Già, la famiglia: sua moglie non le hai mai chiesto di cambiare mestiere? Dopotutto ha una laurea in Filosofia, una cosa ben più tranquilla…
«Ma quando mai! Mia moglie è un’acrobata».

Della vita? Nel senso che è un modo di dire?
«No no, fa proprio l’acrobata. E mia figlia che ha nove anni considera i nostri lavori una cosa normale. Un papà fa l’avvocato, uno l’idraulico, il suo il funambolo».

Non ha mai espresso il desiderio di emularla?
«Per ora no e io non intendo incentivarla. Anche per evitare di ottenere il contrario».

Mi dica ancora una cosa: nel suo libro “Breve corso di fu­nam­bolismo per chi cammina col vento.
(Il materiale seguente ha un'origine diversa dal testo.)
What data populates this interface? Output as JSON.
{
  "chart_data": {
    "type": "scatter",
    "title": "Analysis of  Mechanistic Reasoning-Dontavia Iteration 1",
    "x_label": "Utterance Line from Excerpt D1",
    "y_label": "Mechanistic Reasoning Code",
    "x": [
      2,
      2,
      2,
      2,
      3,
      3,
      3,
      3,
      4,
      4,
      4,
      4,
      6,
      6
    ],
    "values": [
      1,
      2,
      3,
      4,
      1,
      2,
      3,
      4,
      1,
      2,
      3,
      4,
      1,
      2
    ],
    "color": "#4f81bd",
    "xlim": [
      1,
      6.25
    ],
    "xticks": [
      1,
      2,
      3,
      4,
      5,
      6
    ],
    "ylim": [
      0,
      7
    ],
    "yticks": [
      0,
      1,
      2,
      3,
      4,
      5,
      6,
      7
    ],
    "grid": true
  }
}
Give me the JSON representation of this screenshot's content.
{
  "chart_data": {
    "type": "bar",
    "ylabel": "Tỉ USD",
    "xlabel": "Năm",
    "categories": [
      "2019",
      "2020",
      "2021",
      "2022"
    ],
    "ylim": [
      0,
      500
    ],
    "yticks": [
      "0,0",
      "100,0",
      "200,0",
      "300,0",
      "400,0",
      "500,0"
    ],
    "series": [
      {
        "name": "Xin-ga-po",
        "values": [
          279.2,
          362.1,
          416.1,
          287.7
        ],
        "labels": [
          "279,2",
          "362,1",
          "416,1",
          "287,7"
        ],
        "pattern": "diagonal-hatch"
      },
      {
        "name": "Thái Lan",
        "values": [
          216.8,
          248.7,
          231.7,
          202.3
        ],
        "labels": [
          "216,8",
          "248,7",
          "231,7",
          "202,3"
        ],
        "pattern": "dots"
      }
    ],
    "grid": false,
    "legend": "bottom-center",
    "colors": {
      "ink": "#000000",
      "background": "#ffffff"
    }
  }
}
Sette passi per attraversare la vita”, edito da Mon­dadori, si parla anche di gentilezza. Com’è un funambolo gentile rispetto a uno che non lo è?

«La gentilezza arriva anche da una grazia del corpo, da un’armonia, da una rilassatezza che al funambolo è essenziale. E che poi diventa attitudine pure nella vita».